Thursday, September 25, 2014

Vatican : Lighting the Sistine Chapel

Starting next month, a new lighting system will boost by at least five times the illumination of Michelangelo's 500-year-old masterpiece. The LED display will finally light up 'The Creation of Adam' in the center of the room.


The Vatican Museums asked German lighting company Osram to do in the Sistine Chapel. Museum officials wanted to improve lighting so poor and patchy that some visitors struggled to clearly see famous details, such as the panel where God's hand touches Adam's, bringing him to life.

Starting next month, the new lights will boost by at least five times the illumination of Michelangelo's 500-year-old masterpiece—but won't damage the frescos, according to Osram. The move will also cut energy consumption by at least 60% while Pope Francis, who is expected to be the first to view the new system, is encouraging parsimony at the Vatican.

The Sistine Chapel, where cardinals meet to elect a new pope, is a particularly high-profile example of a change sweeping through major museums in recent years, as they switch to LEDs, or light-emitting diodes, to cut costs, save energy and improve their displays. Last year, Toshiba 6502.TO +2.26%  installed LEDs for the Mona Lisa and other works in Paris's Louvre Museum. London's National Portrait Gallery and Amsterdam's Rijksmuseum have also switched to LEDs recently.

When Boston's Museum of Fine Arts renovated its Impressionist Gallery, it installed LED lighting, and it plans to eventually make the switch for the rest of its exhibitions, says Keith Crippen, the museum's head designer. "Our visitors are impressed by the richness in color, sharper [lighting] and clarity from the LEDs," added Mr. Crippen. Another plus: the long life of LEDs cuts down on how often bulbs on 30-foot-high ceilings need to be changed.

Some critics claim LED light can be too cold, making colors appear too bright. "All new technology is criticized when it is introduced," said Paul Ruffles, principal at British consultancy company Lighting Design & Technology, citing opposition in museum circles to the introduction of fluorescent lighting in the 1960s and 1970s and halogen in the 1980s and 1990s. "If they want it to be lit as it was originally, go back to candles."

Trent Peterson, a 40-year-old Australian visiting the chapel this week, struggled to make out the Old Testament figures on the ceiling. "I had difficulty distinguishing who they were," he said. "There is just so much detail…" Better lighting "would allow you to focus much better."

Michelangelo was said to have mixed the pigments for his work and painted the frescos using natural light, and for centuries, the only illumination came through the few windows in the chapel or from candlelight.
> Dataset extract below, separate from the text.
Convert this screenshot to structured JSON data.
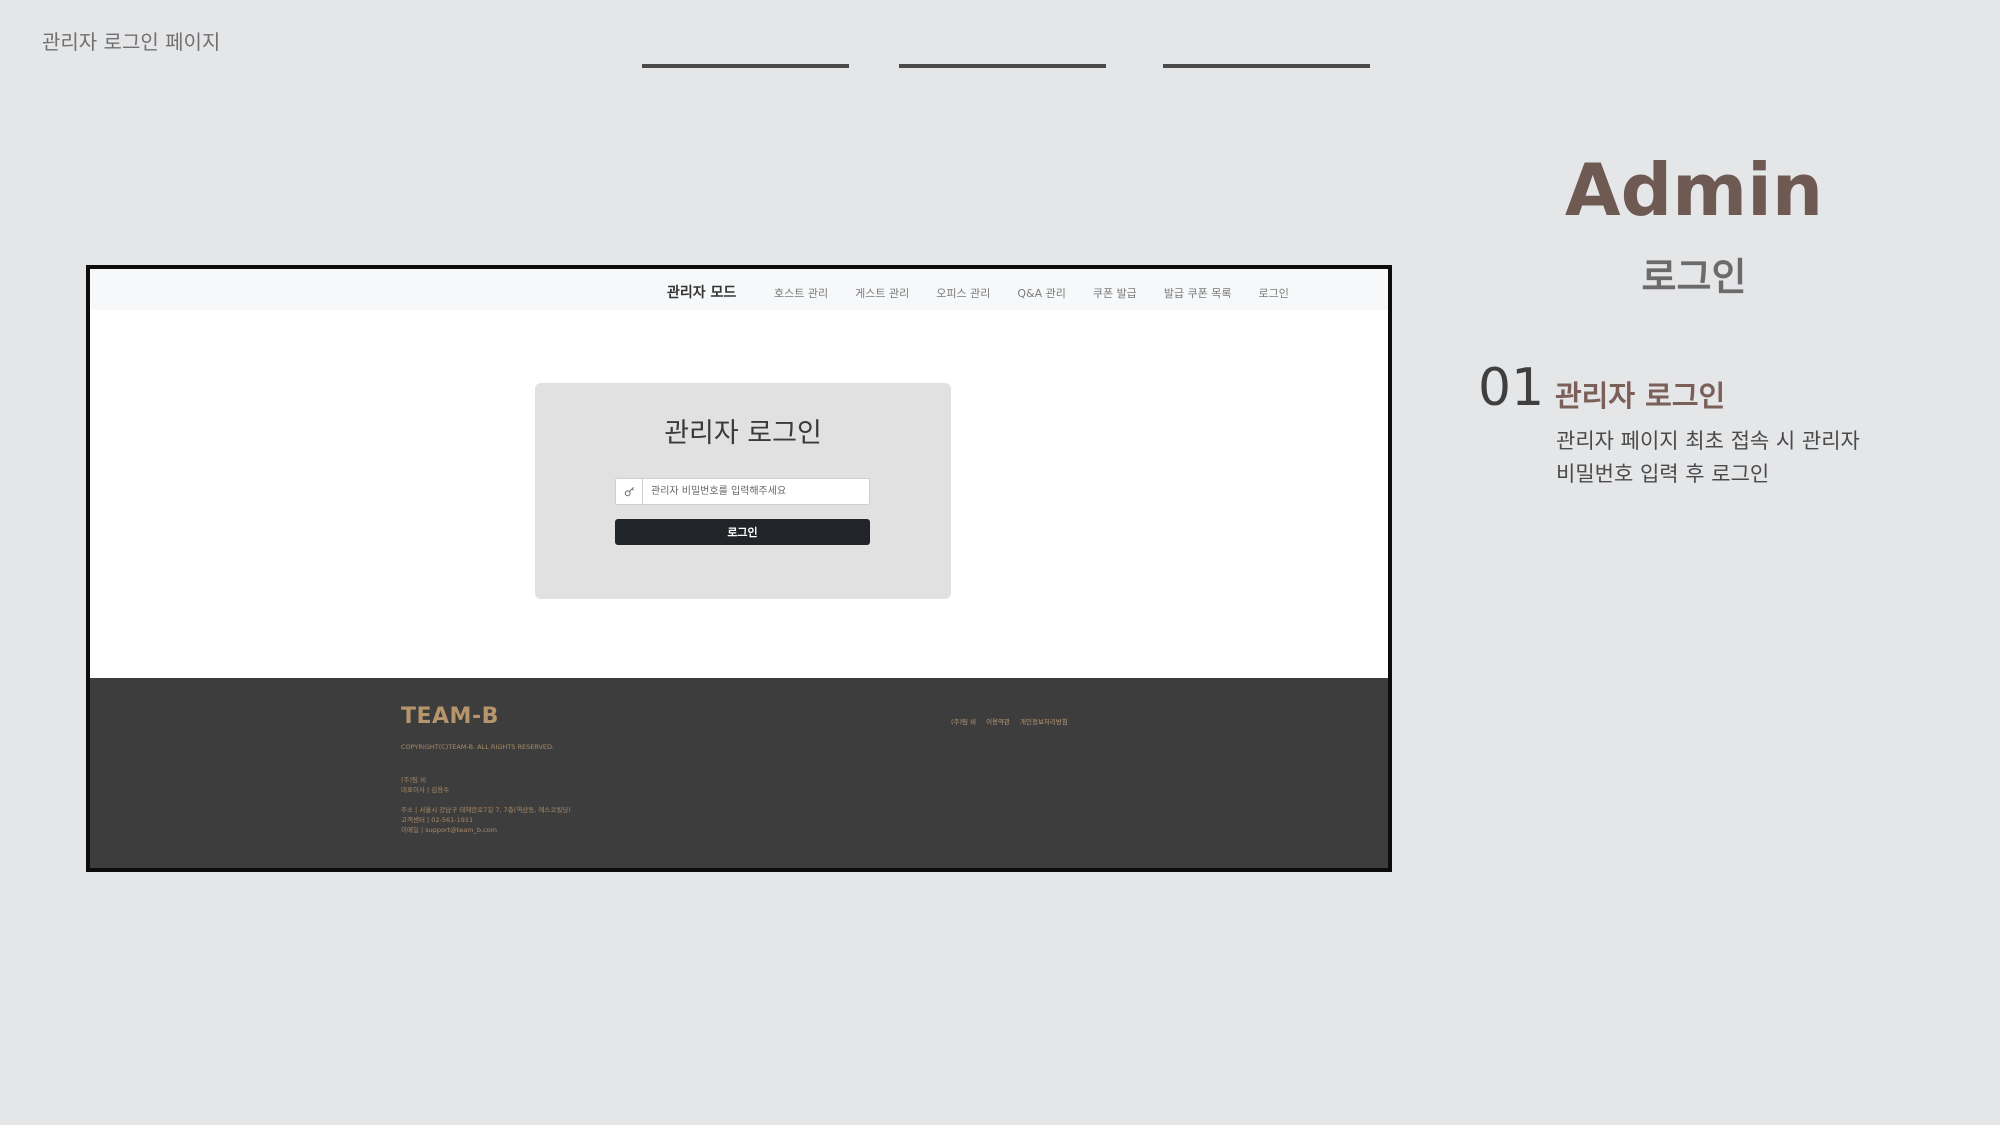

In modern times, Vatican officials blocked off the windows for fear the sunlight would damage the frescos. In the 1980s, the museum installed a halogen system that emitted low-level lighting to protect the artworks.

But that left visitors sometimes struggling to see the extraordinary color and detail of the ceiling and of panels on the side walls painted by Sandro Botticelli and Pietro Perugino. The lighting was also uneven, as the halogen spotlights created a glare in some areas, but left others dim. "As a new observer you ask, 'Shouldn't you see better?'" said Osram executive Mourad Boulouednine.
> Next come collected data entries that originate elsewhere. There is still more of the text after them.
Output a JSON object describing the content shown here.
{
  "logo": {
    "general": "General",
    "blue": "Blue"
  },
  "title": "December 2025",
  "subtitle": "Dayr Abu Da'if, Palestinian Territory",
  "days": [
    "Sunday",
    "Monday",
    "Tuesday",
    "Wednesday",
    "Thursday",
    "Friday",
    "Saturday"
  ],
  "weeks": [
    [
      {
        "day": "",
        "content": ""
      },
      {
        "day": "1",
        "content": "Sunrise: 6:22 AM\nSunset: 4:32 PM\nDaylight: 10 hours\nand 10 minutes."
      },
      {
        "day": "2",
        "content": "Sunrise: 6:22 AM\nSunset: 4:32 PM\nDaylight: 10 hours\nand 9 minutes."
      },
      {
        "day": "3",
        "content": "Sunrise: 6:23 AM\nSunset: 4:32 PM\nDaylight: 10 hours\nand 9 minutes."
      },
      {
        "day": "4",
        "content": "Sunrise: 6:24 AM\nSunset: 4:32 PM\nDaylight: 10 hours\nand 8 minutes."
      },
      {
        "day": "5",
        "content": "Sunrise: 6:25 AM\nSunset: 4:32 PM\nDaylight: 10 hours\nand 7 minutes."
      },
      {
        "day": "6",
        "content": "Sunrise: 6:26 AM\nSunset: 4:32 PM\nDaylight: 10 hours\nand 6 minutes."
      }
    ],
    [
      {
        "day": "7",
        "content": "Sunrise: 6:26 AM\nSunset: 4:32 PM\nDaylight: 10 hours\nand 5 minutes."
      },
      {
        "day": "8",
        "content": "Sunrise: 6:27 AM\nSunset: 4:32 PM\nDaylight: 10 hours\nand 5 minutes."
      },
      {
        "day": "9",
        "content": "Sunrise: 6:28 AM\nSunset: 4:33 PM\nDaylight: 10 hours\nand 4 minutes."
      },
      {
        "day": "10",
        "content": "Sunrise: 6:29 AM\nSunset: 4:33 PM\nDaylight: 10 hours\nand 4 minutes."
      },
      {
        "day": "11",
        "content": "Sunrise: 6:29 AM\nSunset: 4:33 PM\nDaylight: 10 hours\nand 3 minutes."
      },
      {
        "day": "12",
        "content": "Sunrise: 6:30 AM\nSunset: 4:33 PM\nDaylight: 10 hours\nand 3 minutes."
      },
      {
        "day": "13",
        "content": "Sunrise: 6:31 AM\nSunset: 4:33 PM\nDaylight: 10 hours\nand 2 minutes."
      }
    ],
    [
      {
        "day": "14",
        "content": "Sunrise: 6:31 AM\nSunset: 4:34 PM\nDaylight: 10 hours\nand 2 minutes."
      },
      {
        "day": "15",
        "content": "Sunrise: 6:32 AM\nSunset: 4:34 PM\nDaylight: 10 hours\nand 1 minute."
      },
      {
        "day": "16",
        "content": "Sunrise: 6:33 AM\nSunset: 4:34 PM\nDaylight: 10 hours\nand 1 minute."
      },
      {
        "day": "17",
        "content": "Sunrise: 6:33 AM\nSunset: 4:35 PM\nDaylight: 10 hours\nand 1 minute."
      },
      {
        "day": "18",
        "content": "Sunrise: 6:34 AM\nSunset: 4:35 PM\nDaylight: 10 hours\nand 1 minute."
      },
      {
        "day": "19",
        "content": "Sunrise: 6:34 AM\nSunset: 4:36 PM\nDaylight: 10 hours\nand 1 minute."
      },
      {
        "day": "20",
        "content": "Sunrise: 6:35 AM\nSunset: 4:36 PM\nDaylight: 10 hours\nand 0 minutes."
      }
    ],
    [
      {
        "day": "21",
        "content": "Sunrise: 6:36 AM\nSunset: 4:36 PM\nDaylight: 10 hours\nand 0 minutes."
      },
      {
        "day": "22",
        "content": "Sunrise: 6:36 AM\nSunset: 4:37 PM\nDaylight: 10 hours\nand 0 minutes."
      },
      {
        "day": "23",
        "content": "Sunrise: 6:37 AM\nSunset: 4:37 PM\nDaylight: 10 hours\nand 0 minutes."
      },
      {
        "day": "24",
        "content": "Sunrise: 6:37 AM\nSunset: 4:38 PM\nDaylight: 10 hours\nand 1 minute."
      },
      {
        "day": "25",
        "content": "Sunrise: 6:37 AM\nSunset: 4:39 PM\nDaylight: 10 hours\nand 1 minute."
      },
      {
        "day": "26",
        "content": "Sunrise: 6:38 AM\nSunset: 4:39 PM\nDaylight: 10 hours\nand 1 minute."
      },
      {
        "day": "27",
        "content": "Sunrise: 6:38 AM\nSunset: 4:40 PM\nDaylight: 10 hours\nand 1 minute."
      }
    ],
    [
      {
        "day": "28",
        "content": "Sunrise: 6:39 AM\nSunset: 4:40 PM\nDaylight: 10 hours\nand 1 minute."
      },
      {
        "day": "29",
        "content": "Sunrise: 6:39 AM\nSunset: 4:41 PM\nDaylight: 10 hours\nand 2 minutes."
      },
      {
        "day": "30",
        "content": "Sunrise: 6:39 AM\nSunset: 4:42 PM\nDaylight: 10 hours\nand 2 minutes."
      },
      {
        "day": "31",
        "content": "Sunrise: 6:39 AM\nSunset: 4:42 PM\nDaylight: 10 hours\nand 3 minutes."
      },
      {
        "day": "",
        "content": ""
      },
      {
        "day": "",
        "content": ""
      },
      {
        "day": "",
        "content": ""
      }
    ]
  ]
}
The new lighting will also add brightness to Michelangelo's "Last Judgment," which covers the entire altar wall. Of particular interest is St. Bartholomew, who holds his own skin, and is widely believed to be a self-portrait of Michelangelo.

Osram approached the Vatican Museum several years ago, offering to install a system that would provide uniform, brighter lights. The Vatican Museum paid Osram nothing for the system. European Union funds contributed about half of the $2.4 million cost, while Osram and other partners paid the rest. Osram opted for a technique it used at Munich's Lenbachhaus art museum, home to more than 150 Wassily Kandinsky oils.

Technicians examined 280 patches on the chapel's ceiling and wall frescos to map a complete spectrum of the colors Michelangelo and the other Renaissance artists used. Engineers then designed a system of LEDs that blended a mix of red, blue, green and white shades to best display the frescos. To ensure the LEDs wouldn't cause any damage, Vatican laboratories carried out stress tests for a year by subjecting pigments to LED radiation.

To hold the 7,000 LEDs, Osram custom-made dozens of small tripods that would sit firmly amid the bumps and crevices on the ledge running around the chapel. The result is more-uniform illumination of the 6,135-square-foot ceiling. "It's astonishing," said Elizabeth Lev, an art historian and longtime guide to the Vatican Museums, who has seen the provisional system.